All will be charged with human trafficking and transnational crime, said lead police investigator Paween Pongsiri. Three other individuals linked to the case will be charged at a later date.
But Major-General Paween caused a stir when he resigned during the weekend, saying that his recent transfer to the southern border provinces would expose him to violence from the network of traffickers that operates there.
"Those involved in human trafficking are powerful," he told The Straits Times over the phone from a location he wanted to keep secret. "I can't identify who they are… but many of them are still out there and doing business as usual."

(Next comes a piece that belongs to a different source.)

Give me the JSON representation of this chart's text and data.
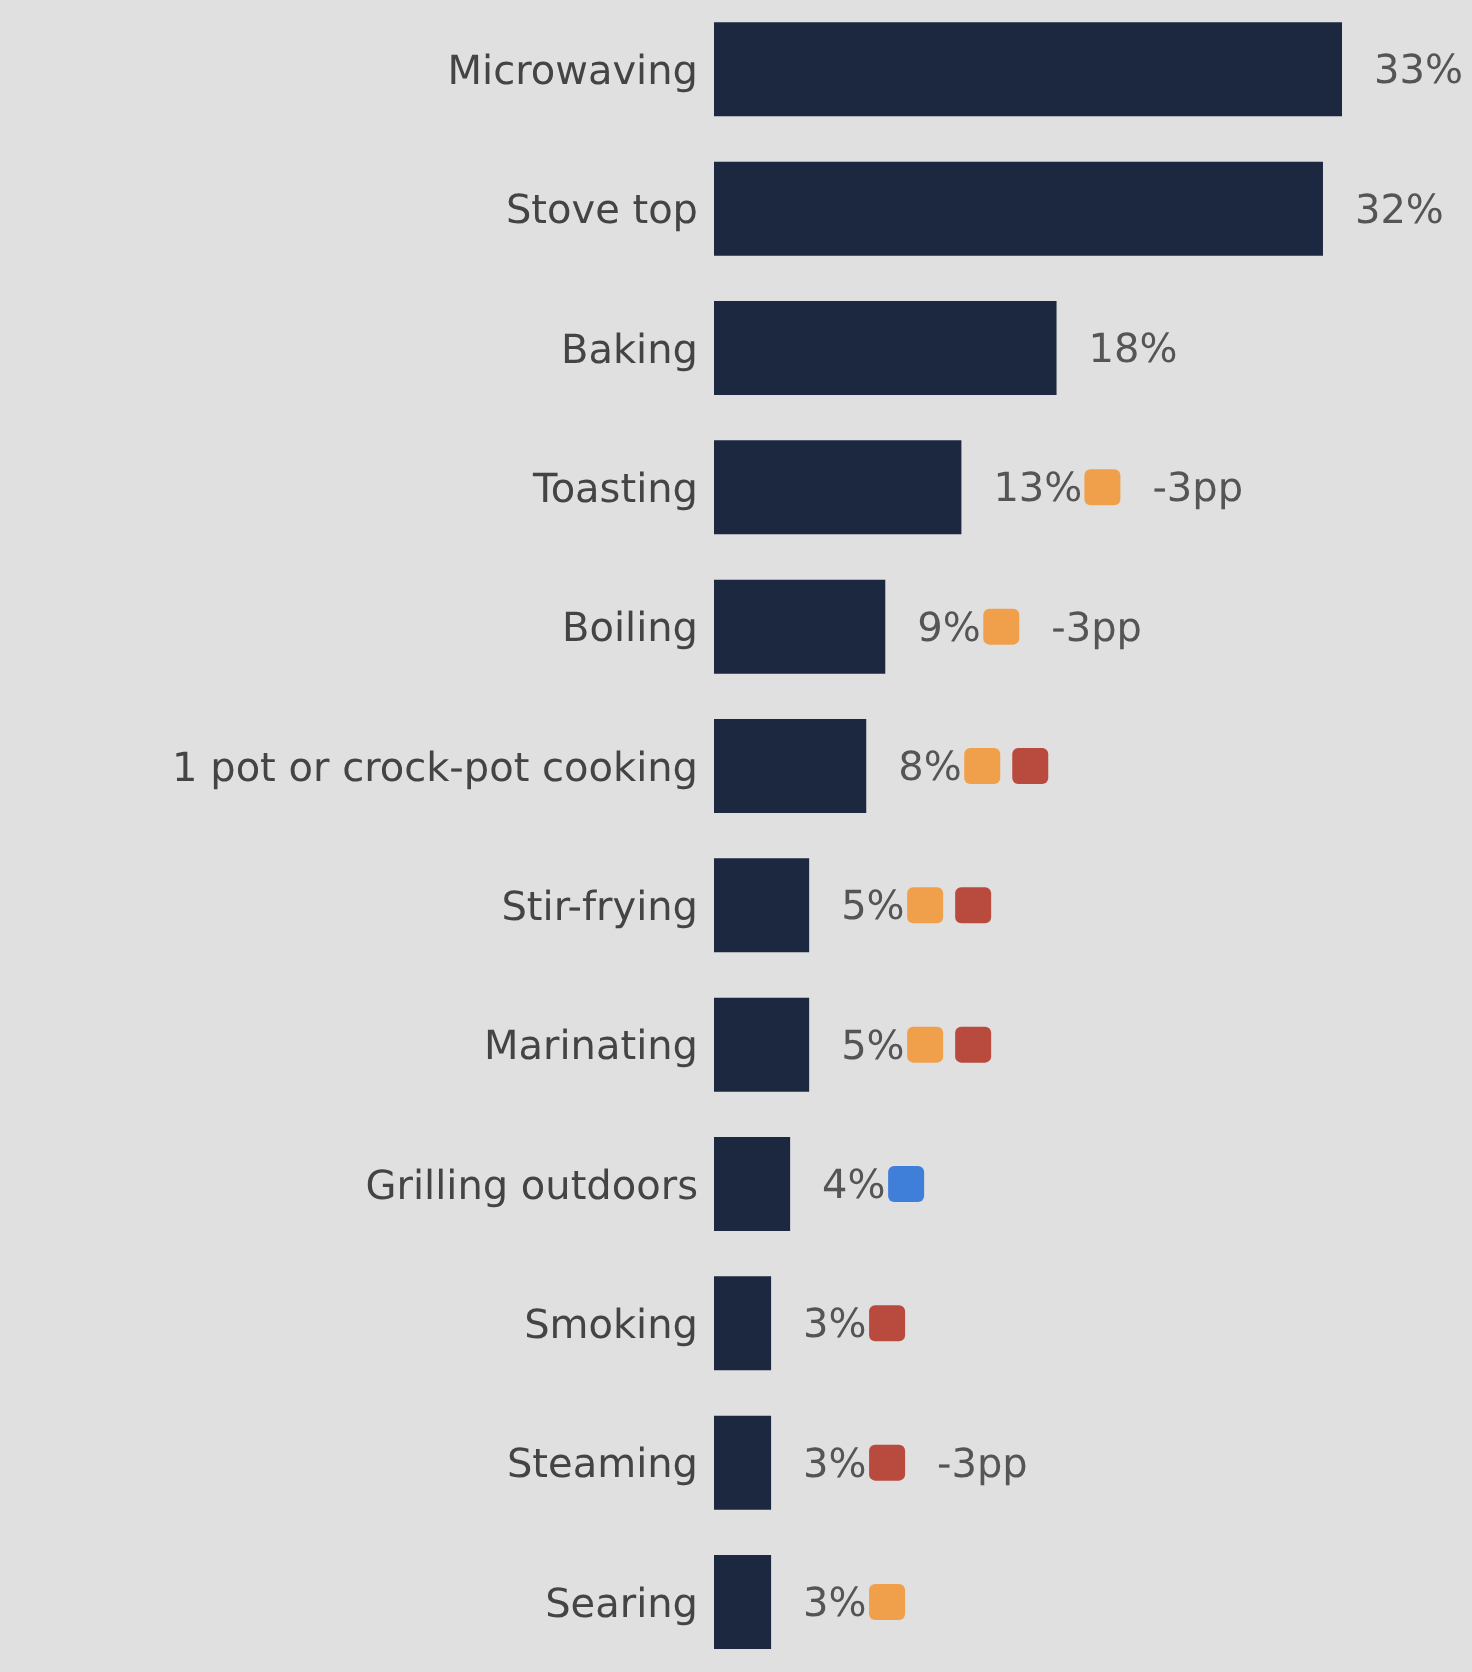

His allegations have cast doubt over the ruling Thai junta's assertions that it has made significant progress against human trafficking. The kingdom, which was given the lowest possible rating in the latest US Trafficking in Persons report in July, has been trying to stave off possible sanctions that might come with the black mark.
Human smugglers as well as traffickers routinely use Thailand as a transit point because of its relatively porous borders and strategic location as a travel hub.
Just before the Thai crackdown in May, thousands of Muslim Rohingya fleeing dire conditions in Myanmar, as well as economic migrants from Bangladesh, made the boat journey south to Malaysia when maritime conditions were favourable at the end of each year.
But many fell into the hands of traffickers, who held them in remote jungle camps on the Thai-Malaysian border and tortured them until their relatives sent money for their onward passage to Malaysia. Those who subsequently died were buried in unmarked graves in the jungle.
The Thai government crackdown, however, sparked panic among traffickers who abandoned the migrants at sea. The Thai, Malaysian and Indonesian governments took turns repelling these boats from their shores until an agreement was reached in late May to allow them temporary stay in Malaysia and Indonesia.
Thai police subsequently issued more than 150 arrest warrants for individuals allegedly linked to the southern Thailand trafficking network, including five military officers. Among the most high-profile suspects were army Lieutenant- General Manas Kongpan and four police officers. Their trial will begin after evidence is examined by the court this week.
Police Maj-Gen Paween told The Straits Times that his 80-man investigation team, which has since been disbanded, is in low spirits because none of its members was promoted in the recent exercise. They had worked without break for five months and received threats to their safety.
"I can't do anything to protect myself and my men," he lamented.
When asked to respond, national police chief Chaktip Chaijinda said Mr Paween could have asked for protection instead of resigning. "This is a shame, Paween is someone with knowledge," he was quoted by Reuters as saying.
Meanwhile, human rights activists monitoring the seaborne movement of Rohingya and Bangladeshi migrants say this "sailing season" has been quiet so far, though it is unclear if the drop in departures was a result of human smugglers trying to evade attention by changing their routes and tactics.
Ms Chris Lewa, who runs the Arakan Project, a research and advocacy group, said many are "going directly to Malaysia and skipping Thailand".